She tells me more about her work as we go, and it’s only another few minutes before she slows to a stop in front of a small, three-story building.
A low, buzzing noise emanates from the streetlamp overhead, the same one that casts an eerie orange glow over our little patch of pavement, but the rest of the road is dark. I peer down it, but Megan seems comfortable as she produces a fluffy pink keyring from her purse and gestures at the door.
“This is me,” she says.
“It was nice bumping into you.”
“Yeah.”
“Say hi to the family?”
“Sure. And same.”
It’s a clear end to the conversation, but she doesn’t move. Just continues to fiddle with her keys as she looks at me with a small line between her brows. And I’m about to say goodnight, already mentally mapping my route home, when she opens her mouth and erases every other thought in my head.
“You want to come up?”
I freeze, and I swear to God, even Megan looks startled by her offer, but she doesn’t take it back. She doesn’t blush or backtrack. She just waits, still spinning those keys, still staring up at me, and for the first time tonight, I take a proper look at her.
It’s not the first time I registered that Megan O’Sullivan is kind of hot. Kind of beautiful, even. She always was. Gray-blue eyes, delicate features. Her brown hair falls to her shoulders in the same cut I remember from when we were young, but in the haze of the streetlamp, I spy strands of red scattered throughout, glinting in the artificial light.
She’s done this before. That much I can guess by the confident way she holds herself as she waits for my answer. And it’s that knowledge that helps me make up my mind. That, plus the little tug inside that made me walk her home in the first place, the pulling curiosity that doesn’t want to say goodbye just yet.
The one that says screw it.
“I’d love to.”
FOUR
MEGAN
Oh no.
Oh. No.
Maybe they took more blood from me than I thought.
That can be the only explanation for what just happened.

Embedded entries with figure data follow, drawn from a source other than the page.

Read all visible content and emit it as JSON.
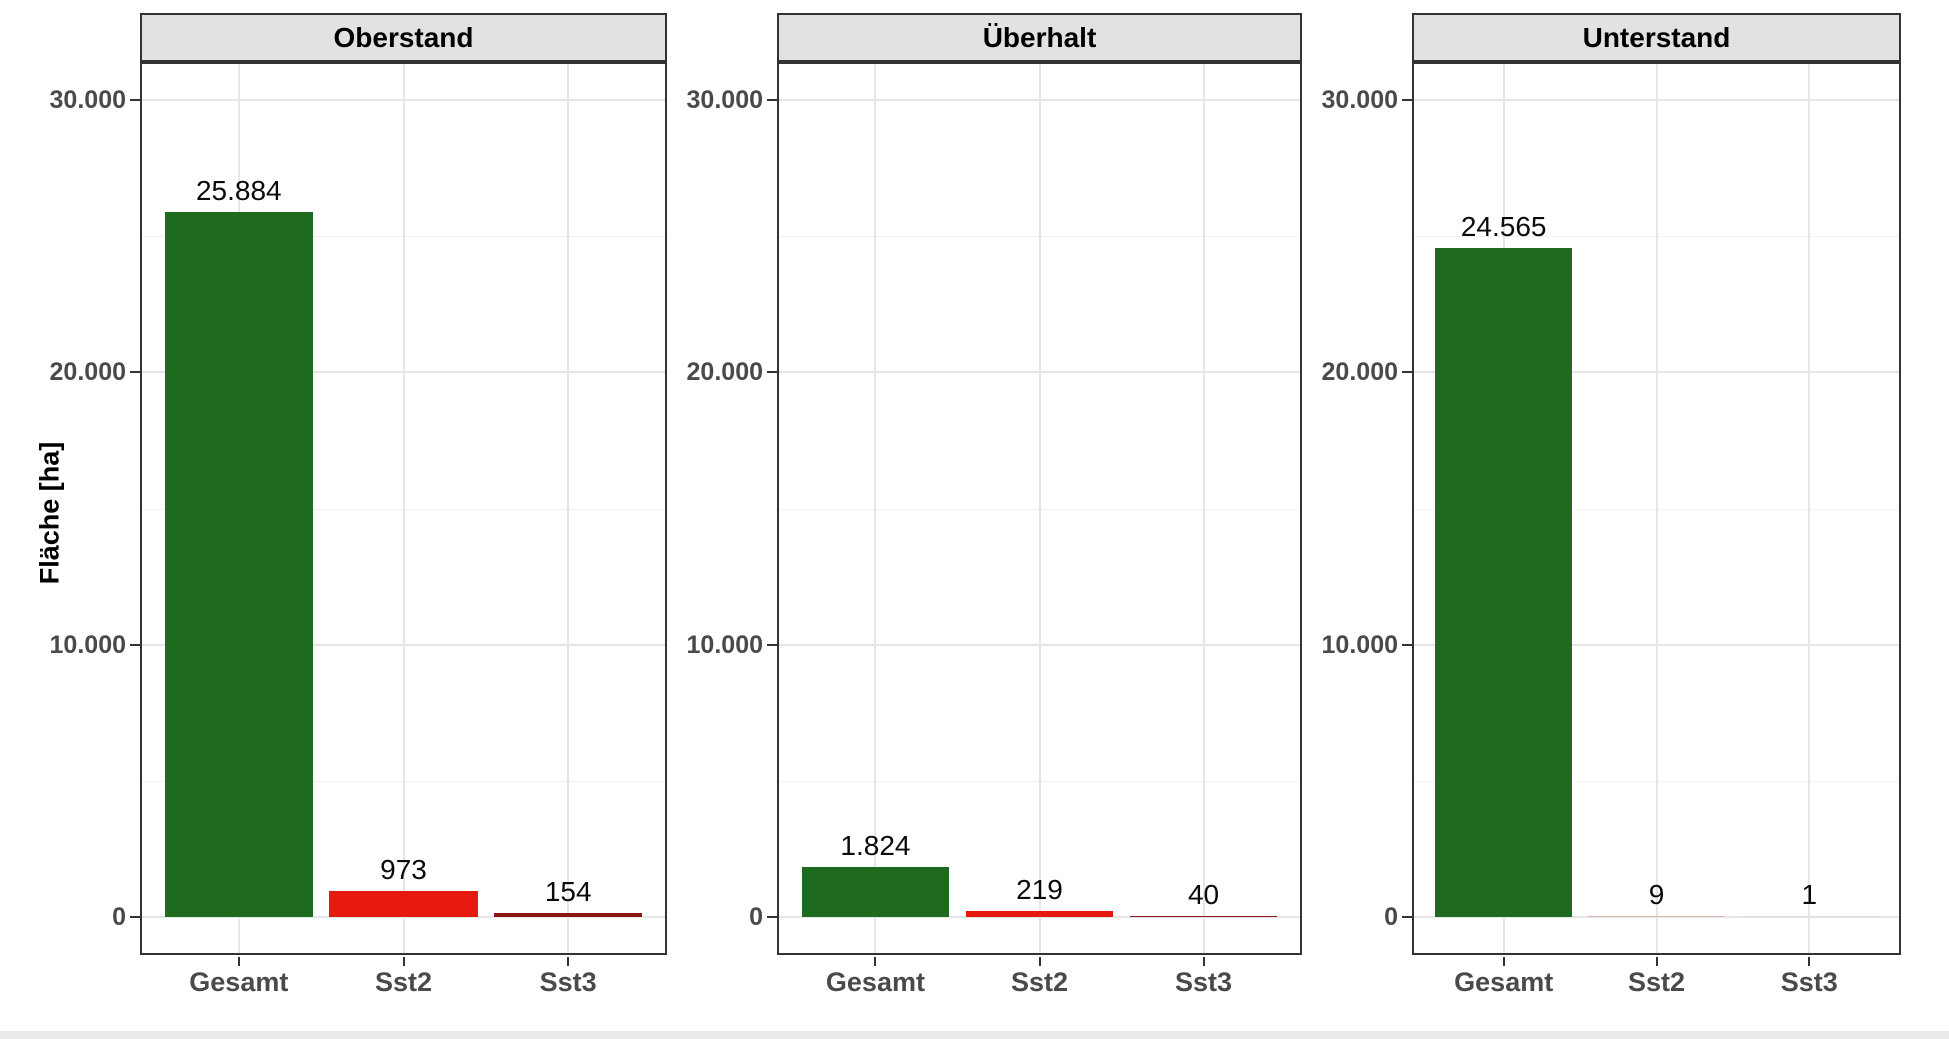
{
  "chart_data": {
    "type": "bar",
    "faceted": true,
    "title": "",
    "xlabel": "",
    "ylabel": "Fläche [ha]",
    "categories": [
      "Gesamt",
      "Sst2",
      "Sst3"
    ],
    "facets": [
      {
        "title": "Oberstand",
        "values": [
          25884,
          973,
          154
        ],
        "value_labels": [
          "25.884",
          "973",
          "154"
        ]
      },
      {
        "title": "Überhalt",
        "values": [
          1824,
          219,
          40
        ],
        "value_labels": [
          "1.824",
          "219",
          "40"
        ]
      },
      {
        "title": "Unterstand",
        "values": [
          24565,
          9,
          1
        ],
        "value_labels": [
          "24.565",
          "9",
          "1"
        ]
      }
    ],
    "bar_colors": [
      "#1e6b20",
      "#e5190d",
      "#8b1515"
    ],
    "yticks": [
      {
        "value": 0,
        "label": "0"
      },
      {
        "value": 10000,
        "label": "10.000"
      },
      {
        "value": 20000,
        "label": "20.000"
      },
      {
        "value": 30000,
        "label": "30.000"
      }
    ],
    "yticks_minor": [
      5000,
      15000,
      25000
    ],
    "ylim": [
      -1400,
      31400
    ],
    "grid": {
      "major": true,
      "minor": true
    },
    "legend": "none",
    "colors": {
      "strip_bg": "#e2e2e2",
      "panel_border": "#333333",
      "grid_major": "#e6e6e6",
      "grid_minor": "#f2f2f2",
      "tick_text": "#4a4a4a",
      "value_text": "#0a0a0a",
      "strip_text": "#000000"
    }
  }
}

Do you want to come up? Do you want to come up and have sex with me, Christian Fitzpatrick? Thenstep this way.Come right in. Be myfreakingguest.
That’s thinking with the vagina and not the head. Except for my eyes. Because the eyes see what the eyes see, and I see…him.
Every one of my friends was in love with him growing up. Or at least love as in the preteen, “he has messy hair and sits at the back of the classroom” way. He doesn’t have messy hair now. He has very tidy hair. Very dark, thick, tidy hair and nice clothes and a nice coat and an expensive watch on his wrist. It’s why I invited him up. Because he’s gorgeous. There’s no depth to my intentions here. Nothing other than I haven’t had sex in a few weeks, and I am a shallow lady with shallow needs. Needs that, let’s be honest, that man looks like he would have no problem fulfilling. But ideally, he would also be a stranger while doing so. Someone who doesn’t know about my past and who doesn’t care about my future. Who’s only thinking of tonight.
But then again, there’s no rule saying I have to see the guy again.
And it’s not like he said no. Not like he’s…Oh my God, I’m considering it.
I drum my fingers against the sink as I stare at my reflection. Five years. It’s been five years since I last saw him, and who’s to say it won’t be five before I see him again? Or ten? Twenty? Ever? I could drop dead tomorrow and—
Leave the bathroom, Megan.
Be a normal person and leave the bathroom.
I give myself a spritz of the communal perfume before (bravely) opening the door, half-hoping he’s snuck out so my decision’s made for me.
He has not snuck out. He’s made himself at home exactly as I told him to before I mumbled something about needing to pee. His coat is folded neatly over the back of a chair, his phone is on the table, and the man himself is busy looking at a Polaroid of Frankie and me taped to the mirror.